SEATTLE — Seattle-based American Seafoods will forgo additional COVID-19 screening of the Ocean Rover factory trawler, a move that has some crew members worried and wanting more assurances the disease has not found its way onto the Alaska-bound vessel.
American Seafoods has been buffeted in the past two weeks by test results from crews of three other vessels unloading frozen fish in Bellingham. Testing positive: 94 crew members on the American Dynasty, four on the American Triumph and 21 on the Northern Jaeger, findings that rattled the North Pacific seafood industry, which is struggling to keep the virus off boats and shore-based plants as the busy summer harvest season approaches.
This week, American Seafoods announced it would boost efforts to keep the new coronavirus off its factory trawlers, switching from preboarding testing coupled with quarantines of at least five days to longer two-week quarantines.
The crew of the Ocean Rover, which this week finished off a spring season fishing for Pacific whiting off the Northwest coast, underwent the same shorter quarantine period that failed to keep the virus off the three other vessels. Some crew and families of crew reached out to The Seattle Times to express their dismay at the company's decision to not make a June port stop in Bellingham for screening. They note that many of the crew on the other vessels that tested positive had no symptoms, and wonder whether some of their crew might also unknowingly be carrying the virus.
"We were supposed to get tested. We have our rights. I demand to get tested," said a crewman, who spoke on the condition of anonymity, citing concerns about possible retaliation from his employer.
American Seafoods issued a statement Thursday, saying the Ocean Rover has been at sea for a month, and there is no information about any COVID-related illness on board. The vessel is expected to arrive Sunday at the Dutch Harbor port at Unalaska and will fish for pollock.
"The vessel and its crew are in full compliance with Alaska's COVID-19 related requirements for fishing vessels," the statement said.
American Seafoods said no decision has been made about whether a fifth vessel that fished off Washington will head straight to Alaska.

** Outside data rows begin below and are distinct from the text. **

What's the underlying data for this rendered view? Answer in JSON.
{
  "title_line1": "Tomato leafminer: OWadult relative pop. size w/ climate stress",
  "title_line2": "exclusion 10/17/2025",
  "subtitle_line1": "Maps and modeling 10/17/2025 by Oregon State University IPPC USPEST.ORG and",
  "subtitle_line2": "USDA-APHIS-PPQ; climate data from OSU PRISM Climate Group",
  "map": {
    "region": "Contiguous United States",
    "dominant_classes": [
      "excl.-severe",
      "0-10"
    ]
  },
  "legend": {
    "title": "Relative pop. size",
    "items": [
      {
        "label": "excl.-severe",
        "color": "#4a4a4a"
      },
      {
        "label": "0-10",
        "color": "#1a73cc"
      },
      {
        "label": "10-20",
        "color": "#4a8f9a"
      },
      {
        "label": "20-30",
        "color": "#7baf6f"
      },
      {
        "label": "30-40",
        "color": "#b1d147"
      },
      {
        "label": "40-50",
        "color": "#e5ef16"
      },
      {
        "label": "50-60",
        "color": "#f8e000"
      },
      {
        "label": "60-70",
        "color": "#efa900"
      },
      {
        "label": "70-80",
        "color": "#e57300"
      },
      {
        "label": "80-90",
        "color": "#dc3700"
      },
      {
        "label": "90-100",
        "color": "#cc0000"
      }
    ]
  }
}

Erin Reinders, city manager of Unalaska, said the situation is being monitored but it appears American Seafoods is meeting Alaska's requirements for fishing vessels, given the long period that the Ocean Rover crew spent isolated at sea.
American Seafoods factory trawlers typically unload the frozen whiting products at Bellingham Cold Storage, which on June 1, in consultation with the Whatcom County Department of Health, the Coast Guard and other agencies, developed COVID-19 requirements that must be met for ships wanting to dock and use the facility.
Those requirements include a report on the current health of the crew that must be reviewed by county health officials, according to Doug Thomas, president of Bellingham Cold Storage.